Levels of Care for Eating Disorder Treatment
Treatment is normally classified into different levels of care.
- Residential treatment involves the client moving to the treatment facility to receive 24/7 focused care. This includes medical care, therapy, nutrition and meal planning, and mindful movement training. Excursions are frequent and the facilities are normally home-like and comfortable.
- Day treatment involves sessions online, in what’s known as virtual treatment sessions. While these programs may help coordinate necessary medical care, their focus is necessarily on therapy sessions. Clementine programs provide partial hospitalization (PHP) and intensive outpatient programs (IOP) levels of care. These programs are coordinated with the client’s local medical providers and therapists.
Program features at Clementine St. Louis include:
- Twice weekly individual psychotherapy sessions with doctoral or master’s level primary therapist
- Weekly individual sessions with members of the treatment team; including the clinical director, dietitian, psychiatrist, and family therapist
- Family involvement and empowerment: Close communication and direct access to treatment team | Weekly family therapy (on-site or remote).

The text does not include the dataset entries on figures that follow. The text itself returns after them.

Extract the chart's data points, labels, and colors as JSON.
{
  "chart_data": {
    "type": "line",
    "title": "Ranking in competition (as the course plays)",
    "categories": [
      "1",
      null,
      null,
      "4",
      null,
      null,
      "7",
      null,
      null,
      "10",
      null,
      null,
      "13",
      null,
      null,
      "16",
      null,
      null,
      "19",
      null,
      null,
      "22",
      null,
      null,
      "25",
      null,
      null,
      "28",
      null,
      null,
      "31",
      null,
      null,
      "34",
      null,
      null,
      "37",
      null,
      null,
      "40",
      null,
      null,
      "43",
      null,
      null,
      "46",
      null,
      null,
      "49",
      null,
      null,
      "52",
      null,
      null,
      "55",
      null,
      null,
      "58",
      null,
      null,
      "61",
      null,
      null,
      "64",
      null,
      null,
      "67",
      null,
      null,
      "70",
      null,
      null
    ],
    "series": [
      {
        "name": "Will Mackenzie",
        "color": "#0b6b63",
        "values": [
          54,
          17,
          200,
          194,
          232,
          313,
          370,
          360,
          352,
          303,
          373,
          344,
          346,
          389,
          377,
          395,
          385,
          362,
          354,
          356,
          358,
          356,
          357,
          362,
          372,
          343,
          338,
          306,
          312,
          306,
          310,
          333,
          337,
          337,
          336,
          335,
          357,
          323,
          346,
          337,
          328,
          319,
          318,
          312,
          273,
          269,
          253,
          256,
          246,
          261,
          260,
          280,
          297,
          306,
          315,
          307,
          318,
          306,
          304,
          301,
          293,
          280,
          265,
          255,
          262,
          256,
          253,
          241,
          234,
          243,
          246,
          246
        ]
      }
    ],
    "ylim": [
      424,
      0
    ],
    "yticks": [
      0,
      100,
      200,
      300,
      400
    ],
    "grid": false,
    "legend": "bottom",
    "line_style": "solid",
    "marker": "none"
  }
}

Weekly multi-family group (on-site). Individualized exposure opportunities to practice meals and support the reintegration of the adolescent into family mealtimes after discharge
- Daily group therapies such as Dialectical behavioral therapy, Cognitive behavioral therapy, Body image rehabilitation,art, and expressive therapies, family and relationships, interpersonal process, self-esteem, relapse prevention, contract groups
- Individualized treatment for co-occurring disorders such as substance use, mood disorders, trauma, etc.

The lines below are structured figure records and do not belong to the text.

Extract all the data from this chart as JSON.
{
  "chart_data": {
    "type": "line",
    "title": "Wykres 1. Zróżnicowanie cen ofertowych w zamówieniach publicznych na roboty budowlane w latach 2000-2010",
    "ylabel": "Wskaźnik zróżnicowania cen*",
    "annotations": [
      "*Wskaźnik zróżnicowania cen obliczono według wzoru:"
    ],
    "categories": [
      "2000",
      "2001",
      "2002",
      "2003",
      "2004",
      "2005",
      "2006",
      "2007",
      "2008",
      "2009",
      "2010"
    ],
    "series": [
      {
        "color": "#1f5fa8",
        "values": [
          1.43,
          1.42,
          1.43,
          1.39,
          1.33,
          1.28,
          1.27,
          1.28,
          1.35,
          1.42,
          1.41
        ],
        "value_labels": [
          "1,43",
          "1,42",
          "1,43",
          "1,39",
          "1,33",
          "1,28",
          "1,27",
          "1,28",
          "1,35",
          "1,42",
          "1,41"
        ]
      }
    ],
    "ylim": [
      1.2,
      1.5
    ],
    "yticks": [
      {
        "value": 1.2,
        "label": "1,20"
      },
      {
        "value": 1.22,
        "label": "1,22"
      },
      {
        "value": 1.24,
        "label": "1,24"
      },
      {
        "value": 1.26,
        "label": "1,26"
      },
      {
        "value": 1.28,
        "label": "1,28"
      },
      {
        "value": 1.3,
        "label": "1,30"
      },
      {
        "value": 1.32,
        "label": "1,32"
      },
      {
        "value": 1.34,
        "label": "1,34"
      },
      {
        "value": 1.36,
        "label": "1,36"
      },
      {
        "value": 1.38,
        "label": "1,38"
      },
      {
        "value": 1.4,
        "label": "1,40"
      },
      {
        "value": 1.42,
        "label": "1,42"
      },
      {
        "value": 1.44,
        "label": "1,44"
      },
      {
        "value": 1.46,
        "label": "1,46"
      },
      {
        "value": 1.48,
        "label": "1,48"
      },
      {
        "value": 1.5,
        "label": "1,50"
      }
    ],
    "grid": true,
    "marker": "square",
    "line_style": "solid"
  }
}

- Individualized therapeutic assignments are given weekly and are tailored to the adolescents’ level in treatment. They are intended to promote awareness, understanding, and insight
- Supported Exposure Therapy:Weekly food challenges | Normalization of a wide variety of foods, grocery stores, and restaurants, outings could include: museums and bowling, activities could include: game and movie nights, free play, pottery, jewelry making
- Life Skills Development: Chores, hygiene, homework, journaling, relaxation and balance, time management and prioritization, peer pressure and assertiveness, school stress, communication, decision-making
- We understand movement and exercise are an important part of a balanced life. We ensure adolescents develop a mindful relationship with movement and their body by integrating movement, exercise, play, and life skills into programming. This involves weekly movement sessions, expressive movement therapy, games, and dance. More movement and exercise are allowed as the client progresses through the level system, and movement passes are allowed with family when appropriate
- Thorough Discharge and Aftercare Planning: Detailed comprehensive plans to support a successful return to home and school, step-down program support, academic reintegration plan, personalized meal and exercise plans, and referrals as needed to outpatient providers. In select areas, there is an opportunity to step down to a nearby Monte Nido & Affiliates partial hospitalization or intensive outpatient program, as needed, that will offer philosophical and programmatic continuity with Clementine St. Louis.